# 2004 Alfa Sun...12 volt fuses



## Wynelocked (Sep 19, 2014)

Been looking for the fuse location for this BEAST.Says it's in the front wardrobe...

NO IT'S NOT!...done everything but dismantle the closet.

Problem is the outside lites...the ones on the sides,those 10" circles.

Bulbs burned out twice...replaced them.Both sides.Also the one under the front bedroom outside.They worked for maybe a week or so...then all three went out.Put in new bulbs...none worked.I figure it's a fuse.The book says those fuses are inside the front wardrobe....nope.

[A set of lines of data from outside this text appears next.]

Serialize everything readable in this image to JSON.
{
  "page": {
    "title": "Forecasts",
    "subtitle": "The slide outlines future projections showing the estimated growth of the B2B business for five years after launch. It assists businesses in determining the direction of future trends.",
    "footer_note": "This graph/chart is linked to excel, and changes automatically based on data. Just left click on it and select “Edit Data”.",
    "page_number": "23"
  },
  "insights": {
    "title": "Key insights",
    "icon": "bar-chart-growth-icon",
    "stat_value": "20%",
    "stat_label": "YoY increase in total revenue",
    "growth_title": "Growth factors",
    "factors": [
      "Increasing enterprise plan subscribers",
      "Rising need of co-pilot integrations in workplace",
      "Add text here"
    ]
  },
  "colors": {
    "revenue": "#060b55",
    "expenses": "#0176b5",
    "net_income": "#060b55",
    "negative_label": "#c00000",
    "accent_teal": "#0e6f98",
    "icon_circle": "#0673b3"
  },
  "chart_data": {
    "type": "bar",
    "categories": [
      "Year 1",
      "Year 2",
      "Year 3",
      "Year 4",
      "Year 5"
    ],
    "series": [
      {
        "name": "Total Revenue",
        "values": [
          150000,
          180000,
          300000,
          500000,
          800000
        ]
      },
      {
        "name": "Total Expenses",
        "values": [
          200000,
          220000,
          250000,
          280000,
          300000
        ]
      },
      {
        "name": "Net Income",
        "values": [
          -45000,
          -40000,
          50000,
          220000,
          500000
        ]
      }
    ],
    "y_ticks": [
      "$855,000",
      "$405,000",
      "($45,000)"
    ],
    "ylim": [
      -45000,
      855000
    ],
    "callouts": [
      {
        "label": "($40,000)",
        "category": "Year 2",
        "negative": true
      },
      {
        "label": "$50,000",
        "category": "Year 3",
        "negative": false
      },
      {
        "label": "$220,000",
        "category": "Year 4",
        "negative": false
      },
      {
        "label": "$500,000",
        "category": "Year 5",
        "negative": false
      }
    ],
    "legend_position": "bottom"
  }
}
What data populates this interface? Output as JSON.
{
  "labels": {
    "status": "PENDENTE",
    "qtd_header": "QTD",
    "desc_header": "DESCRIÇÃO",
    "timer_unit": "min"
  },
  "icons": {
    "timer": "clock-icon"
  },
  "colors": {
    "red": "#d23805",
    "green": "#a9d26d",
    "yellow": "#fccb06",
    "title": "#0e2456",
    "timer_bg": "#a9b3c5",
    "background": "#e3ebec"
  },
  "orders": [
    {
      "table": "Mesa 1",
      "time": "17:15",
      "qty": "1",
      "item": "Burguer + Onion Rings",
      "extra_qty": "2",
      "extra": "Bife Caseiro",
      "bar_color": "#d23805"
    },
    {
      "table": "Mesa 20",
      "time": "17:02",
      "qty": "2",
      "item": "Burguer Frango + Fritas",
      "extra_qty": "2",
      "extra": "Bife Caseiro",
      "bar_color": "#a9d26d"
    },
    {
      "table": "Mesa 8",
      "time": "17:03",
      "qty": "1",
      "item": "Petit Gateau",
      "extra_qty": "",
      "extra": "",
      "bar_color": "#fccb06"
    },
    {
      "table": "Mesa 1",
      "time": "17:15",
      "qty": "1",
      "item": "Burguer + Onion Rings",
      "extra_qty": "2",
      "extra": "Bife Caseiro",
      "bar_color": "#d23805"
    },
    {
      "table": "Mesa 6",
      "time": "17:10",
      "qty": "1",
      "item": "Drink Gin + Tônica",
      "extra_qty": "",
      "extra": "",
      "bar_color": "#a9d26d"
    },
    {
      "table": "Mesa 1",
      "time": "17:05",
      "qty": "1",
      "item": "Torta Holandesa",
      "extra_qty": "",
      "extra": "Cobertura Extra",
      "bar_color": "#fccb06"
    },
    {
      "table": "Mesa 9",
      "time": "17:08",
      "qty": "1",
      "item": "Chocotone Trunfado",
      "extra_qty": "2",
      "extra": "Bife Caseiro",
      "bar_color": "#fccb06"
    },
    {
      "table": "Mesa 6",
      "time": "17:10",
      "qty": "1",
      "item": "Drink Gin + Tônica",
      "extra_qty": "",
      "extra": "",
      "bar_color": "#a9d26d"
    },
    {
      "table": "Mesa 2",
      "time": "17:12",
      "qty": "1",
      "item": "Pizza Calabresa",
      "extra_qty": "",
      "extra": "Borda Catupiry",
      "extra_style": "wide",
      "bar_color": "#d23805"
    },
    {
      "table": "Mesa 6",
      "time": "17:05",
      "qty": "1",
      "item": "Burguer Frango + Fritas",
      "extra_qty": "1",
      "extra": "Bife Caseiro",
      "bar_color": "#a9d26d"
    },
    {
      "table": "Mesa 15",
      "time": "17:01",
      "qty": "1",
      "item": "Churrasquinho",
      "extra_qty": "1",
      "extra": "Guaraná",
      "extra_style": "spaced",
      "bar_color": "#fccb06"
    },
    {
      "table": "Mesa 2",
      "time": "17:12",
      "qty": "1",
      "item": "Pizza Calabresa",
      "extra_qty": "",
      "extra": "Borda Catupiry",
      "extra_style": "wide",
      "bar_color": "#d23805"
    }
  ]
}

Anyone had this problem before?


----------



## Wynelocked (Sep 19, 2014)

BTW....good being here.Got alot of reading to catch up on.


----------



## LEN (Sep 19, 2014)

No help here except maybe a tone and probe to follow the wiring. Is there no 12 volt fuse panel?

LEN


----------



## akjimny (Sep 21, 2014)

My 12 volt fuse panel is built into my voltage convertor.  There is a drop-down panel that hides the 12 volt fuses and the 120 volt circuit breakers.  With any luck, your will be in the same place.


----------



## Wynelocked (Sep 22, 2014)

Thanks...I'll look there tomorrow.


----------